Temporal Correlation for Words in Tweets

By: Jeff Clark    Date: Wed, 19 Aug 2009

In my last post, Time Series for Word Counts in Tweets, I showed some graphs illustrating how often a word was used in tweets during the various times of day. I'm using the same data here, 575,962 tweets sent from the Toronto area in the month of July 2009. Some of the graphs show very similar shapes, for example 'morning', 'breakfast', and 'coffee' in the set below.

We can spot these visually but if we are analyzing a large number of words, say 1000 or more, it would be useful to be able to calculate the similarity of the curves in order to find matches automatically.
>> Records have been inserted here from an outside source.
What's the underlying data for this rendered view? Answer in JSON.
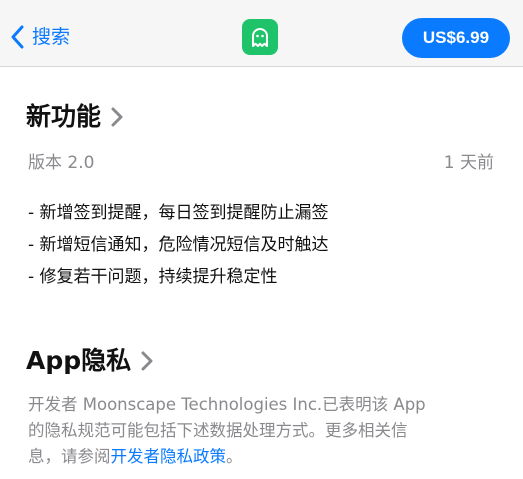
{
  "navbar": {
    "back_label": "搜索",
    "app_icon": "ghost-icon",
    "price": "US$6.99",
    "colors": {
      "accent": "#0a7aff",
      "app_icon_bg": "#1fc46a"
    }
  },
  "whats_new": {
    "title": "新功能",
    "version": "版本 2.0",
    "date": "1 天前",
    "notes": [
      "- 新增签到提醒，每日签到提醒防止漏签",
      "- 新增短信通知，危险情况短信及时触达",
      "- 修复若干问题，持续提升稳定性"
    ]
  },
  "privacy": {
    "title": "App隐私",
    "line1": "开发者 Moonscape Technologies Inc.已表明该 App",
    "line2": "的隐私规范可能包括下述数据处理方式。更多相关信",
    "line3_prefix": "息，请参阅",
    "link": "开发者隐私政策",
    "line3_suffix": "。"
  }
}
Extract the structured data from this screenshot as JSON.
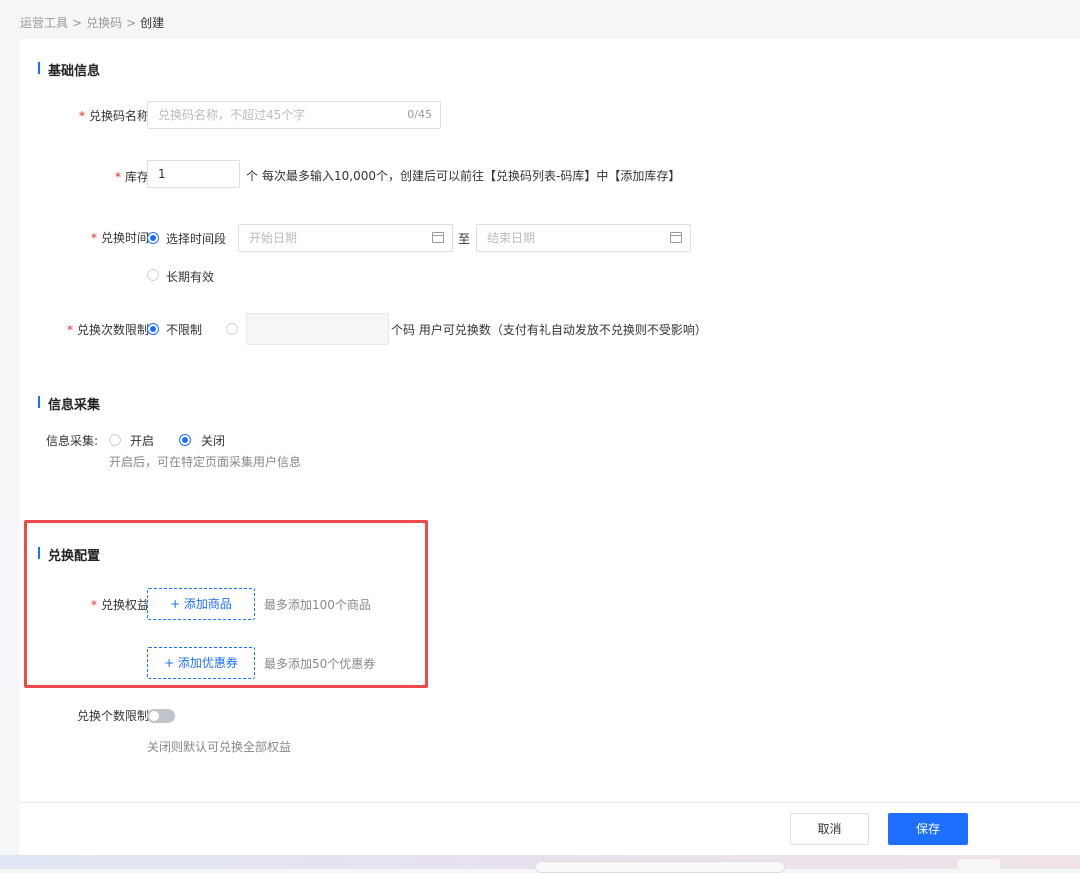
{
  "breadcrumb": {
    "items": [
      "运营工具",
      "兑换码"
    ],
    "current": "创建",
    "separator": ">"
  },
  "sections": {
    "basic": "基础信息",
    "info_collect": "信息采集",
    "exchange_config": "兑换配置"
  },
  "form": {
    "name": {
      "required": "*",
      "label": "兑换码名称:",
      "placeholder": "兑换码名称，不超过45个字",
      "counter": "0/45"
    },
    "stock": {
      "required": "*",
      "label": "库存:",
      "value": "1",
      "unit": "个",
      "hint": "每次最多输入10,000个，创建后可以前往【兑换码列表-码库】中【添加库存】"
    },
    "exchange_time": {
      "required": "*",
      "label": "兑换时间:",
      "option_period": "选择时间段",
      "start_placeholder": "开始日期",
      "to": "至",
      "end_placeholder": "结束日期",
      "option_forever": "长期有效"
    },
    "limit": {
      "required": "*",
      "label": "兑换次数限制:",
      "option_unlimited": "不限制",
      "suffix": "个码 用户可兑换数（支付有礼自动发放不兑换则不受影响）"
    },
    "collect": {
      "label": "信息采集:",
      "option_on": "开启",
      "option_off": "关闭",
      "hint": "开启后，可在特定页面采集用户信息"
    },
    "benefits": {
      "required": "*",
      "label": "兑换权益:",
      "add_product": "+ 添加商品",
      "product_hint": "最多添加100个商品",
      "add_coupon": "+ 添加优惠券",
      "coupon_hint": "最多添加50个优惠券"
    },
    "count_limit": {
      "label": "兑换个数限制:",
      "hint": "关闭则默认可兑换全部权益",
      "enabled": false
    }
  },
  "footer": {
    "cancel": "取消",
    "save": "保存"
  },
  "colors": {
    "accent": "#1e6fff",
    "required": "#f5222d",
    "highlight": "#ef4a4a"
  }
}
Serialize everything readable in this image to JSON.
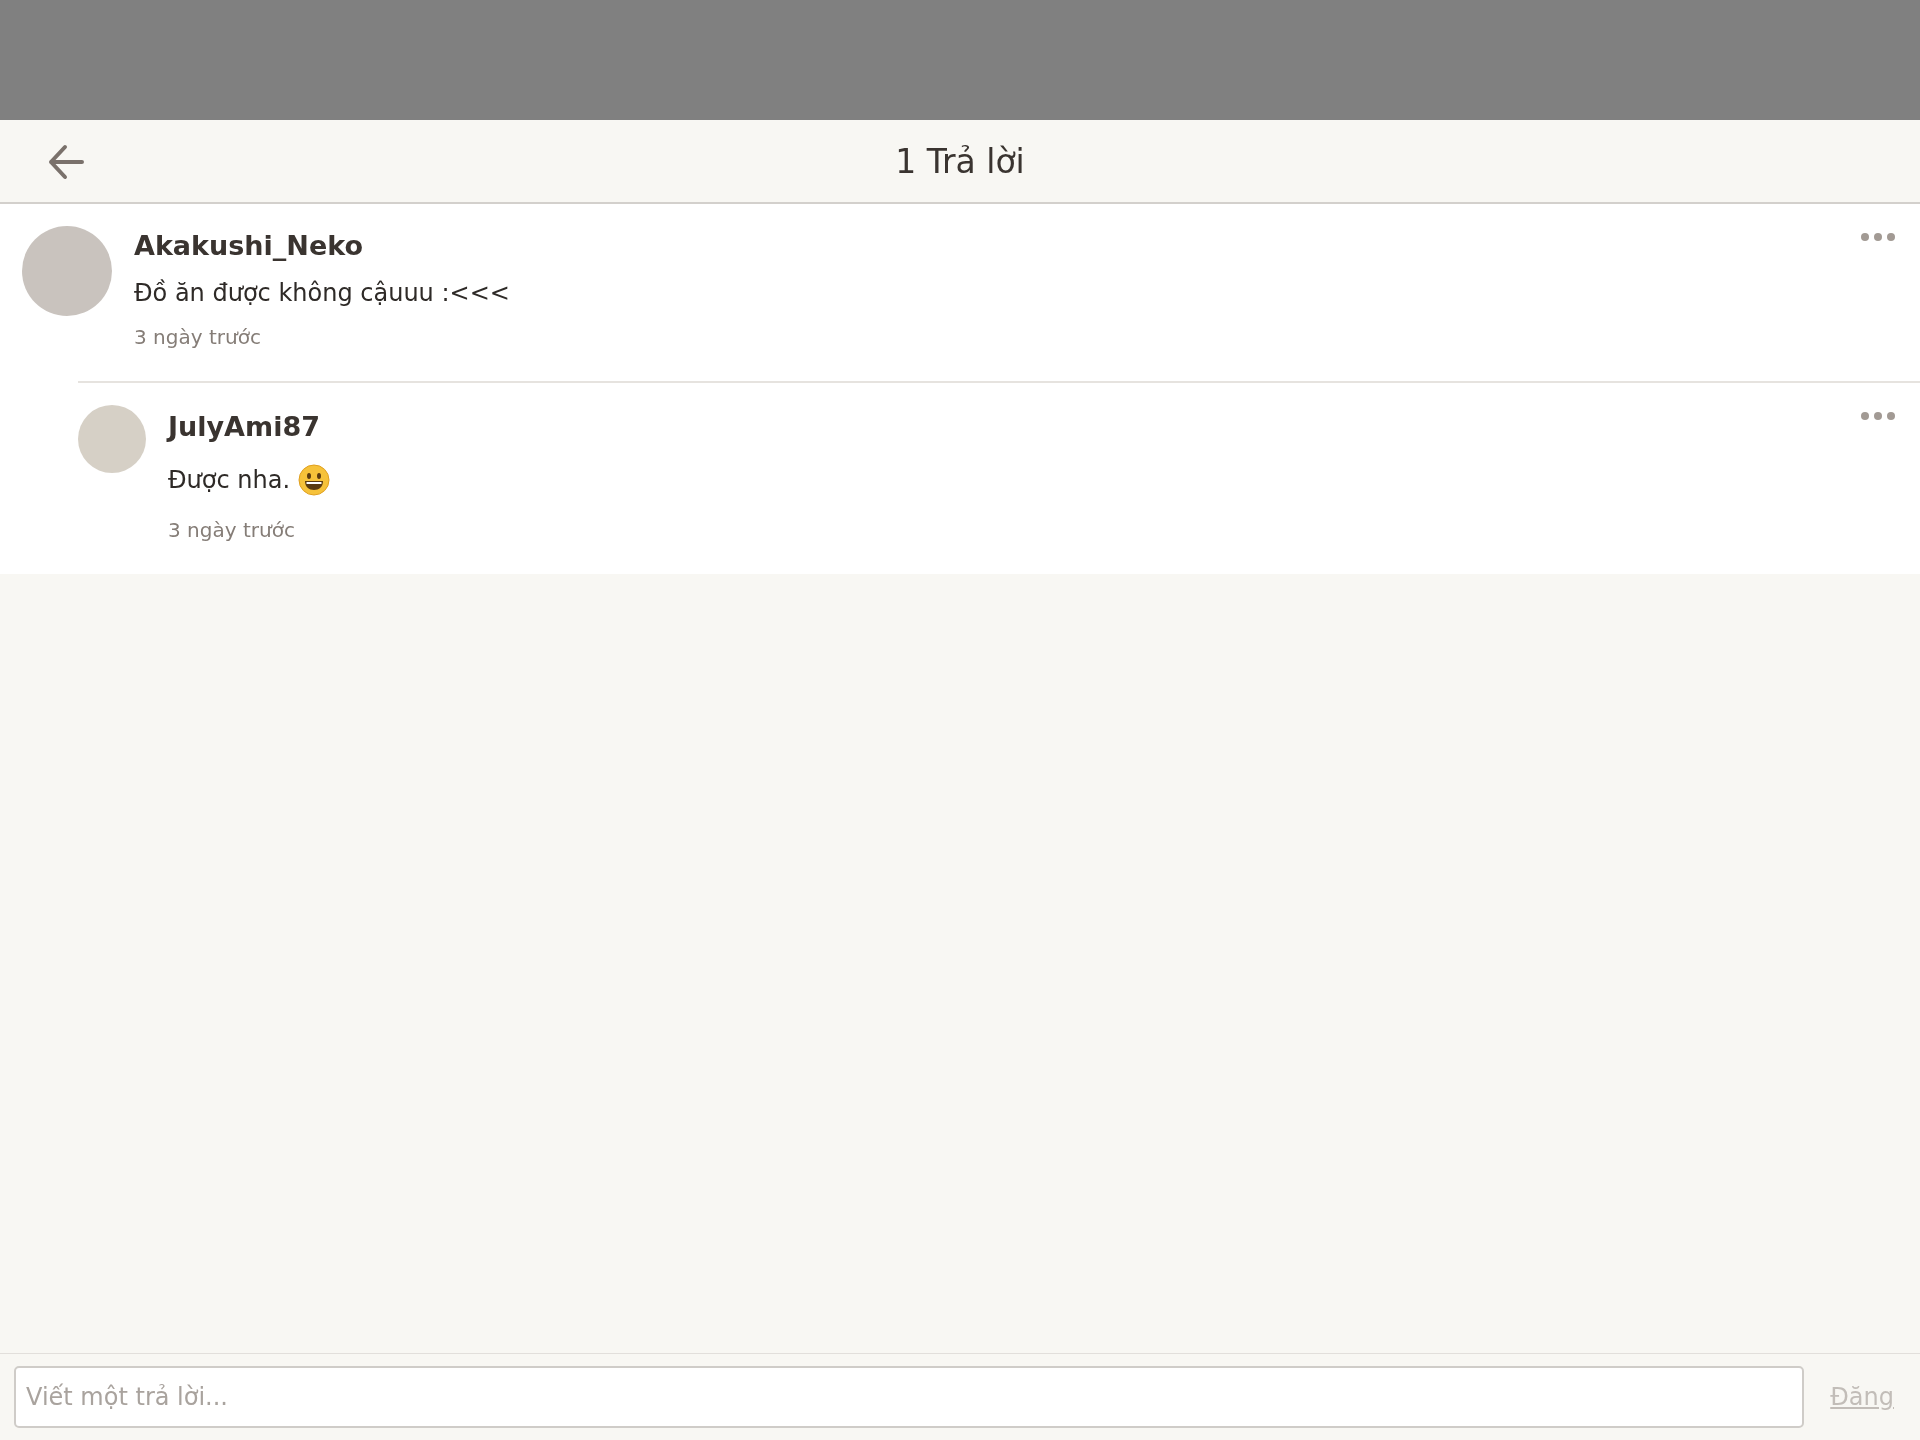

We want 'scale invariant' matches - curves with the same shape but not necessarily the same scale. Our curves are just plots of 96 numbers - since I'm summing the counts within 15 minute time buckets and 24 hours * 4 (buckets/hour) = 96 buckets. We can compare two curves by looking at the correlation between their time series values. If the curves go up and down in the same places then they are visually similar and the correlation gives us a way to quantify this.

If we select a time series for a word of interest we can calculate the correlation between that series and each of the others in turn. Then we can show the graphs with the highest correlation to see those with the most similar profile over time of day. Here are the top matches for 'morning':

The correlation coefficient is shown to the right of the graph. A value of '1' means perfect correlation, around '0' is no correlation, and a value of '-1' means an inverse or negative relationship. Below are shown some series that show no correlation at all with 'morning'. I was surprised to see that 'bed' isn't used in tweets around the same time of day as 'morning'.

Here are a few examples of negatively correlated words. The relationship isn't quite as strong as for the best positive matches , -.55 compared to +.90 .

So the word with the strongest inverse relationship with 'morning' is 'bored'. Interesting - I guess people don't get bored in the morning as much as the rest of the day.